Natürlich die unglaubliche Hitze. Du spürst nur noch „heiß“. Und die atemberaubende Wüste und Landschaft. Auf einmal bist du mitten in der Nacht alleine, weit und breit keine Menschenseele, ein Himmel und Sterne, wie ich ihn nur aus meiner Kindheit kannte. Aber auch die Weite. So weit konnte ich noch nie in meinem Leben auf Land schauen. Ist dann halt mental eine Herausforderung

Am meisten Angst hatte ich aber für meine Crew. Sie mussten über 100x raus aus dem Auto, in die Hitze. Meine Angst war aber unbegründet. Ich hatte die geilste und beste Crew „ever“. Meine Tochter Jana, Manuel und Thomas waren perfekt abgestimmt. Auch das macht den Badwater 135 so besonders. Ohne Crew bist du nichts! Du lernst im Team zu arbeiten und deine Supporter zu respektieren. Es ist ein Teamerlebnis!
 

Michael Ohler Badwater Crew 

"War ich auch mal mit meinen Laufklamotten für den Badwater in der öffentlichen Sauna"

Sporthunger: Wie hast du dich auf Badwater 135 vorbereitet? Hattest du besondere Protokolle zur Hitzeakklimation?

Michael: Vor der Hitze hatte ich einen Heidenrespekt, war aber sehr gut vorbereitet. Die 4 Wochen vor dem Event hatte ich ein tägliches Hitzetraining in meiner Infrarot-Sauna eingebaut. Dort bin ich nach intensiven oder langen Läufe rein. Die Läufe habe ich extra ohne Getränkeaufnahme absolviert. Dann gegen Ende in der Sauna meinem Körper die Elektrolyte gegeben. Somit hat mein Körper gelernt, dass er die Elektrolyte aufnehmen und bei sich behalten muss, damit meinen Körper für die Aufnahme der Flüssigkeit trainiert.

Wenn es draußen heiß war, bin ich auch mal mit Winterklamotten durch meine Region gelaufen. Das war immer ein Highlight für die Leute, wo mir entgegen kamen. Oder war ich auch mal mit meinen Laufklamotten für den Badwater in der öffentlichen Sauna. Da war ich sofort das Highlight. 

Sporthunger: Wir haben dich ja mit ein paar Produkten für dieses Rennen unterstützt. Welche Sporthunger Produkte haben besonders gut für dich funktioniert und warum?

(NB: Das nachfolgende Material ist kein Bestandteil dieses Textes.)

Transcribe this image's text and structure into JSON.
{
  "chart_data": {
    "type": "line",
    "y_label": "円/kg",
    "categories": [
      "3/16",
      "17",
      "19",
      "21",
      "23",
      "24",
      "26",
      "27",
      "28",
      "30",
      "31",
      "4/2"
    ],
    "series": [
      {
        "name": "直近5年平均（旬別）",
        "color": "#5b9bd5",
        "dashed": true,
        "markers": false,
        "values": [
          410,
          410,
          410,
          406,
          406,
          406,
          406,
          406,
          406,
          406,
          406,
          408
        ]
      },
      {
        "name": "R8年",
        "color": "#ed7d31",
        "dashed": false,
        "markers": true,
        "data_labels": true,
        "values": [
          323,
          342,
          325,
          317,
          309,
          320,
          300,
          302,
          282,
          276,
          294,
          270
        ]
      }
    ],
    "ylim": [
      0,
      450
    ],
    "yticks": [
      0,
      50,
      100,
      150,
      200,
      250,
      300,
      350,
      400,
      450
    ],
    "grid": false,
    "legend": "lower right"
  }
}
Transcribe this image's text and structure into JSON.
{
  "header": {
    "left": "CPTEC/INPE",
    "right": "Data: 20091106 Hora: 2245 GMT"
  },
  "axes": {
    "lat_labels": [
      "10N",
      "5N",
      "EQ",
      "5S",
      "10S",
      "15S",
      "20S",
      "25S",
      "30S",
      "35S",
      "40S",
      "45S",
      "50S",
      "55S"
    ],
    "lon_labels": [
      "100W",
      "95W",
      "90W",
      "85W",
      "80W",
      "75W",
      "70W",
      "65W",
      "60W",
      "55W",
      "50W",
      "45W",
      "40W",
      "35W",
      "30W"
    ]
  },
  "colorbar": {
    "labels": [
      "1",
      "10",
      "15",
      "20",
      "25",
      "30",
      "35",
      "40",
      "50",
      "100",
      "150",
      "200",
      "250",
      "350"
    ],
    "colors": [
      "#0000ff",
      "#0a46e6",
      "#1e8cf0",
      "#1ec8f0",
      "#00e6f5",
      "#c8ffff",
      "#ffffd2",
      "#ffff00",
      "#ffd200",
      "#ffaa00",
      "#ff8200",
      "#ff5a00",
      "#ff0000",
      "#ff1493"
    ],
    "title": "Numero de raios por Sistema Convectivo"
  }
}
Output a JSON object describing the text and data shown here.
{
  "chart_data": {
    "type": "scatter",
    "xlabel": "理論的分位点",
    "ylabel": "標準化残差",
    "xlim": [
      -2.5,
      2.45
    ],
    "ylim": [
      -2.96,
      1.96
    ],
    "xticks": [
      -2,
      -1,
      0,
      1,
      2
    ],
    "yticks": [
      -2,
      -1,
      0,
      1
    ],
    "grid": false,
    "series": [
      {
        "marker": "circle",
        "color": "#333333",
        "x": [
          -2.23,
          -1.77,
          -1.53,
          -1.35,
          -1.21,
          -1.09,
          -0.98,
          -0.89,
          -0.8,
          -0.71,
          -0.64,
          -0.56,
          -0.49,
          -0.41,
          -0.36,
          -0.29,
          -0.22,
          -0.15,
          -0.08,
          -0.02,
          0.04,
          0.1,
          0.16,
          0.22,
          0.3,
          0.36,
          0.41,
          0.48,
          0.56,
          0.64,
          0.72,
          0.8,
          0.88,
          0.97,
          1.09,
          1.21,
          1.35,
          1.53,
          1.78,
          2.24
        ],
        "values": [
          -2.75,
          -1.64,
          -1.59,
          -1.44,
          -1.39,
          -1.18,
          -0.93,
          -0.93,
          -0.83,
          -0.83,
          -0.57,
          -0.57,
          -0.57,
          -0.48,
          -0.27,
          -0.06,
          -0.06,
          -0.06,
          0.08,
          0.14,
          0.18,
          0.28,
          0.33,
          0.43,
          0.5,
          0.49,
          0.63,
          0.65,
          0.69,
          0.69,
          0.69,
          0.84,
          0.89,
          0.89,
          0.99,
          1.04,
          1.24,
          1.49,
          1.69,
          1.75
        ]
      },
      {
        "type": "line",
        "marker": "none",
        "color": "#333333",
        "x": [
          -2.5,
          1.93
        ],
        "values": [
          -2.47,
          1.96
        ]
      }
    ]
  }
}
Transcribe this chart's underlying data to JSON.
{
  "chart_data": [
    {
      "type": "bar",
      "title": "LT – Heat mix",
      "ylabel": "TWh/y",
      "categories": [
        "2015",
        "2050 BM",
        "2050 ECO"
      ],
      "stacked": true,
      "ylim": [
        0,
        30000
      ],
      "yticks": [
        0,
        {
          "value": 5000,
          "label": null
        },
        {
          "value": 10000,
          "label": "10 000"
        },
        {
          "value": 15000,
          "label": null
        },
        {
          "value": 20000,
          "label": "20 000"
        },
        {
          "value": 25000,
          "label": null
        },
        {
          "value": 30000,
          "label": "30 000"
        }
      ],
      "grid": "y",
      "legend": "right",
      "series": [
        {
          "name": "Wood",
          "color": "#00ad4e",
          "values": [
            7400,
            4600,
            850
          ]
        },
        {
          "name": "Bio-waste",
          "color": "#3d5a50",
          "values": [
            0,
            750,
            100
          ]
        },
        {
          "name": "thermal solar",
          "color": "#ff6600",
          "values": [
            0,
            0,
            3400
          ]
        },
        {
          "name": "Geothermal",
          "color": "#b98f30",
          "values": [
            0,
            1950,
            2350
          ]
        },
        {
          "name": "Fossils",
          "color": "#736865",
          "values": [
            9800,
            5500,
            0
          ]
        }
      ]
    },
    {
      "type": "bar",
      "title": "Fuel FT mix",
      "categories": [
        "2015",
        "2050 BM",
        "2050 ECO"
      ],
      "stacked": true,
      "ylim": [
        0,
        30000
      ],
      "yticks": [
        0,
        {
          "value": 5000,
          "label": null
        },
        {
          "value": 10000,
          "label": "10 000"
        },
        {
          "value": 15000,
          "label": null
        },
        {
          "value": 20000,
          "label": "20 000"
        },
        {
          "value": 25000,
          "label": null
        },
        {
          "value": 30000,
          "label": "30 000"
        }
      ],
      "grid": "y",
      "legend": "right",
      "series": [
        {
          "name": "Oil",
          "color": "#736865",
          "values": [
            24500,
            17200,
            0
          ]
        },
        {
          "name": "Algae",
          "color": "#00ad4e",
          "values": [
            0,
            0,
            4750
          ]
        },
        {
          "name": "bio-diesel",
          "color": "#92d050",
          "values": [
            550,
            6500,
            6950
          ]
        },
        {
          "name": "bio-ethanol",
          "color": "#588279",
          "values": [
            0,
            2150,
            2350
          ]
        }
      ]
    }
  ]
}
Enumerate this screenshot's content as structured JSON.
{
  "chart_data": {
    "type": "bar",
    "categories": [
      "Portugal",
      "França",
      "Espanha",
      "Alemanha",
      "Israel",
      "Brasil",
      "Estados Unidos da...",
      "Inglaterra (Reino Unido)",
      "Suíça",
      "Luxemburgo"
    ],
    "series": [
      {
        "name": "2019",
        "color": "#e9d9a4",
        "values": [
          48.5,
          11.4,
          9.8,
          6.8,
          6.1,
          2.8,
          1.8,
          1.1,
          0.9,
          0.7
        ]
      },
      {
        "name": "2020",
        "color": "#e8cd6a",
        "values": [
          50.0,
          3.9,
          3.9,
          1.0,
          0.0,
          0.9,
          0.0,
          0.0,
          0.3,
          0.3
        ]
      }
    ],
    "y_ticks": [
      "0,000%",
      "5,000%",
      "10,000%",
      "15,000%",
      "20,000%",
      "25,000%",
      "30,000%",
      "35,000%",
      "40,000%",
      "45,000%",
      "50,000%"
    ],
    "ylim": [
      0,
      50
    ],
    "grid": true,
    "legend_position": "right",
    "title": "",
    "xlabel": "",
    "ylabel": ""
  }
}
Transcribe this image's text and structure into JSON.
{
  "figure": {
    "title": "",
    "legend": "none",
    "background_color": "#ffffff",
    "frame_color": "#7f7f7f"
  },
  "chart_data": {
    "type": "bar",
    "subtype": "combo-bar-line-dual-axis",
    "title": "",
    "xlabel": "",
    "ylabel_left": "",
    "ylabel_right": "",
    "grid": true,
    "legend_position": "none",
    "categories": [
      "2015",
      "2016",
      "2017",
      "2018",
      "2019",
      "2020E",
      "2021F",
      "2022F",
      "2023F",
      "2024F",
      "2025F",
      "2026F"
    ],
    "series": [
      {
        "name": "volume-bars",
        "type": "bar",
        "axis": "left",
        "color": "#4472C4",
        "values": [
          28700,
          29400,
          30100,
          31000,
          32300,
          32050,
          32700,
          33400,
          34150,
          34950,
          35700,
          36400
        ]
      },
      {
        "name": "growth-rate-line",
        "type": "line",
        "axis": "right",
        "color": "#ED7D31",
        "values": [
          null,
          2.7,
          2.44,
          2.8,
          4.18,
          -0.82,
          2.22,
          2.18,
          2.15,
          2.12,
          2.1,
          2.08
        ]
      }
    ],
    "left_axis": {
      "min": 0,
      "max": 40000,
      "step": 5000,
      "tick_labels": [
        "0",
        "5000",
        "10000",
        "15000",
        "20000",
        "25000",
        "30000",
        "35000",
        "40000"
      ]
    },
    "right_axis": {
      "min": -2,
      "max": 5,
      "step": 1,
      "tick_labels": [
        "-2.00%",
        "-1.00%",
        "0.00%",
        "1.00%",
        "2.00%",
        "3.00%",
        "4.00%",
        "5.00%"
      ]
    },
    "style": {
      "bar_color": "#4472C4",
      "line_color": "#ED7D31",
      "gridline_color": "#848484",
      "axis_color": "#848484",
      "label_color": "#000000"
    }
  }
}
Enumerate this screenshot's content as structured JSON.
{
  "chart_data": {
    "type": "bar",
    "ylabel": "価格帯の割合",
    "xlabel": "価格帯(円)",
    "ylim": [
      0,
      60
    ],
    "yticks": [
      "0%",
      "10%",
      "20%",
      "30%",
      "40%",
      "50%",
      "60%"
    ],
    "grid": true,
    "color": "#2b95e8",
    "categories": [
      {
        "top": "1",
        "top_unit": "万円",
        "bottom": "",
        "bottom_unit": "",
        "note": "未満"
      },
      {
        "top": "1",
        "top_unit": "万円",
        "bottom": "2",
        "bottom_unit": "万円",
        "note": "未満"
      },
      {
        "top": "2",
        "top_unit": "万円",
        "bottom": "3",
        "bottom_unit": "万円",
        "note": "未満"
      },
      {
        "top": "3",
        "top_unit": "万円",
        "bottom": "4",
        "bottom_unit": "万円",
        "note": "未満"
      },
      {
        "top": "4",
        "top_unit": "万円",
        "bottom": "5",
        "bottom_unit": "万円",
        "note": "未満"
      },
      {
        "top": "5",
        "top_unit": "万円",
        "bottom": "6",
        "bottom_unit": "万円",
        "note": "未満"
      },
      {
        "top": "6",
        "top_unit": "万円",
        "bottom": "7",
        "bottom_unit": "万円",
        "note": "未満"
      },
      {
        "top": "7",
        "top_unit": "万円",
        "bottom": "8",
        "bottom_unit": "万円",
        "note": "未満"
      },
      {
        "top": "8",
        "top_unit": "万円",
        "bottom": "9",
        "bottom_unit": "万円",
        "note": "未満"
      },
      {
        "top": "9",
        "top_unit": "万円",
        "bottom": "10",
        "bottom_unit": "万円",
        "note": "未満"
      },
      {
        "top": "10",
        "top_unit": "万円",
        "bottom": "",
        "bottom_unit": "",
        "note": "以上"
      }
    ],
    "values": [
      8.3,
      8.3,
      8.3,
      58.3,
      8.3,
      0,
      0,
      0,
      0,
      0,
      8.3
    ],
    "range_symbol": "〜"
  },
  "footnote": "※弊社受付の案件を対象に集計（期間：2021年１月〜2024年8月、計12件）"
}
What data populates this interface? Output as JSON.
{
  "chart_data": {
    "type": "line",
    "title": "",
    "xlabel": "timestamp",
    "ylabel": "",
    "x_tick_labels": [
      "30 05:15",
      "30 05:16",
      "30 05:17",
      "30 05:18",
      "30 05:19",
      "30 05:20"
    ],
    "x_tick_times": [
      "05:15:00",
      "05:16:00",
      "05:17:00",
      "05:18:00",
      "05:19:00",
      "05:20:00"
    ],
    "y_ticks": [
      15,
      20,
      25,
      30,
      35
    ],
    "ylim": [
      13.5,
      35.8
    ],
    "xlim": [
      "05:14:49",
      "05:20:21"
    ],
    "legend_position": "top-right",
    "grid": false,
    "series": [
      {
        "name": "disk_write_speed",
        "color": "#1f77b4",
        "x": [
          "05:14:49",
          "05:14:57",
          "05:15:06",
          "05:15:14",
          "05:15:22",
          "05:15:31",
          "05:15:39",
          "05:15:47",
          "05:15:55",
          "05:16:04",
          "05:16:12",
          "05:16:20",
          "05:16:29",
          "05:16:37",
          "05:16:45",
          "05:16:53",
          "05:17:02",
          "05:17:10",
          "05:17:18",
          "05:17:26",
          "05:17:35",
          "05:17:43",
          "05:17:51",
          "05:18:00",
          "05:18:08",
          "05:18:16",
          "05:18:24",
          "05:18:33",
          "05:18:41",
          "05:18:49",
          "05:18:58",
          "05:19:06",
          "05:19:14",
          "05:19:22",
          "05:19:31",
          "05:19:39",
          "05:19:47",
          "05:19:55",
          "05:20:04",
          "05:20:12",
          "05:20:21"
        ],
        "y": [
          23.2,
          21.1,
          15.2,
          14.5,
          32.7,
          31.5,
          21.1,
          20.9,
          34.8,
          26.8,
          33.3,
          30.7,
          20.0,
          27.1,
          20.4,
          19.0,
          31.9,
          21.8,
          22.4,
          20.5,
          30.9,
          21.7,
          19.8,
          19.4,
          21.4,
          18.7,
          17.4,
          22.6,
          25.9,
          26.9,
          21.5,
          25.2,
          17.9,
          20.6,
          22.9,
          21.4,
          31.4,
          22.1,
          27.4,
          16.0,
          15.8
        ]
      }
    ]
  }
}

Michael: Da man in die USA nichts an Nahrung mit einführen darf, bin ich auf Nummer sicher gegangen und habe meine Produkte von Sporthunger für einen "Vor-Ort Einkauf" gegoogelt. Somit war ich sicher, dass ich die Produkte wo bei mir funktionieren und ich überzeugt davon bin, auch in den USA bekommen.

Bei meinem Hitzetraining hatte ich zum Beispiel Getränke von Tailwind und Skratch Labs in den Flaschen. Das sind dann auch Produkte, die man in den USA sehr gut bekommt. Bei den Gels favorisiere ich ja Spring Energy, mit denen ich bei meinen 24h Läufen die Energie zuführe. Da die nicht so einfach zu bekommen sind, habe ich mich für den Badwater für GU Roctane entschieden. Die natürlich auch vorab ausreichend getestet.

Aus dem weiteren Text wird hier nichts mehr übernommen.